Pellegrini, supostamente, ganha muito dinheiro no Fanvue e seu criador recebe mensagens diretas de celebridades e atletas famosos. A outra juíza de IA, Aitana, foi criada por Rubén Cruz e gera para ele até US$ 10 mil por mês em colaborações com marcas.

MAGRAS, COM PELE PERFEITA E RADIANTES

Cada influenciadora de IA na lista de finalistas é magra, tem a pele perfeita, cabelo e maquiagem impecáveis. Parecem supermodelos.

Embora não tenha passado pela cabeça dos jurados ou dos organizadores reforçar o lado mais sombrio do que é possível com IA, a lista de finalistas – mais o fato de que o patrocinador principal é uma plataforma de conteúdo adulto – sugere que essa coisa toda nunca foi realmente sobre talento criativo ou sobre gerar novas ativistas para causas nobres.

Sempre foi sobre escapismo, objetificação e apropriação dos interesses das mulheres para ganhar dinheiro para os criadores.
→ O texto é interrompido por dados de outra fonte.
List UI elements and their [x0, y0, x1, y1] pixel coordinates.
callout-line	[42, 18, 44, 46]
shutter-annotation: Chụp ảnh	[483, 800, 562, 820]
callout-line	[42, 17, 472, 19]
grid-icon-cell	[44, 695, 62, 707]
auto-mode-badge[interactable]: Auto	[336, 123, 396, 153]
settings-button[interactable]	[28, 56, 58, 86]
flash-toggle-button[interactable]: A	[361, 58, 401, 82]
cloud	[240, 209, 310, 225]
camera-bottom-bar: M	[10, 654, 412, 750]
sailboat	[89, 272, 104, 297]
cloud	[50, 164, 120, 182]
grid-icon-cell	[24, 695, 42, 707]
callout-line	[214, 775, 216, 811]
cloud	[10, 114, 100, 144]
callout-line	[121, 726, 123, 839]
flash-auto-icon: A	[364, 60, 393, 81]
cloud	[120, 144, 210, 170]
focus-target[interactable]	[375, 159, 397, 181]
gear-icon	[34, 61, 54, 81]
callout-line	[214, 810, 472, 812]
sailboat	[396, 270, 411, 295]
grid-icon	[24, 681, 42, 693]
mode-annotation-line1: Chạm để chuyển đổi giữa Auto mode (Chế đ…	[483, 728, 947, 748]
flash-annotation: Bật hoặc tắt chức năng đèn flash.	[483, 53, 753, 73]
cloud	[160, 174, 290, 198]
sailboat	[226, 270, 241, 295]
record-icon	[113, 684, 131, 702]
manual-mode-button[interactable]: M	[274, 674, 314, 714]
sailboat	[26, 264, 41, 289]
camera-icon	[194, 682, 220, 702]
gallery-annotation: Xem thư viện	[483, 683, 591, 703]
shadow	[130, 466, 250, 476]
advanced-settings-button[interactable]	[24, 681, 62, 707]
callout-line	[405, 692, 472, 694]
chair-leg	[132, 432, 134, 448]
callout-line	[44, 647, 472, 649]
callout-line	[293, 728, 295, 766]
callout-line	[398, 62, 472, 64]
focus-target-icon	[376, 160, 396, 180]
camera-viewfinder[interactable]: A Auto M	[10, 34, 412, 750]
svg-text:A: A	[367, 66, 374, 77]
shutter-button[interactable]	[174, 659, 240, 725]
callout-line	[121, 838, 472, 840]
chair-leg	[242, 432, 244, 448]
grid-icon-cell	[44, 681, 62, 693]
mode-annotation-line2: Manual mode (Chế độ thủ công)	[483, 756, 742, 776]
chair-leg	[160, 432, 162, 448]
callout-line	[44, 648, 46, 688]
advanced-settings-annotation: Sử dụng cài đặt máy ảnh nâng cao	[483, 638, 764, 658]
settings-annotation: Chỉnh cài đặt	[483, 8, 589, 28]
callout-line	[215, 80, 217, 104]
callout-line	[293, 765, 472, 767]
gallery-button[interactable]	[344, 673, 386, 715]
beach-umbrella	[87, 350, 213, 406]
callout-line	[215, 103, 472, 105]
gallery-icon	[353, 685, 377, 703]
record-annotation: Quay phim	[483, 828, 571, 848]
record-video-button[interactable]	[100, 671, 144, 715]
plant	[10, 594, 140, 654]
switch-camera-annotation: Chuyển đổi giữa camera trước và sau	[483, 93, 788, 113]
“95% dos concursos são organizados por mulheres, para mulheres. As que participam falam sobre o empoderamento, os desafio e a amizade que as atraem", diz Sally-Ann Fawcett, uma das juradas do concurso Miss IA e autora de "Misdemeanours: Beauty Queen Scandals" (Contravenções: escândalos de rainhas da beleza, em tradução livre). "Pode ainda não ser possível transferir esses atributos para concursos de IA.”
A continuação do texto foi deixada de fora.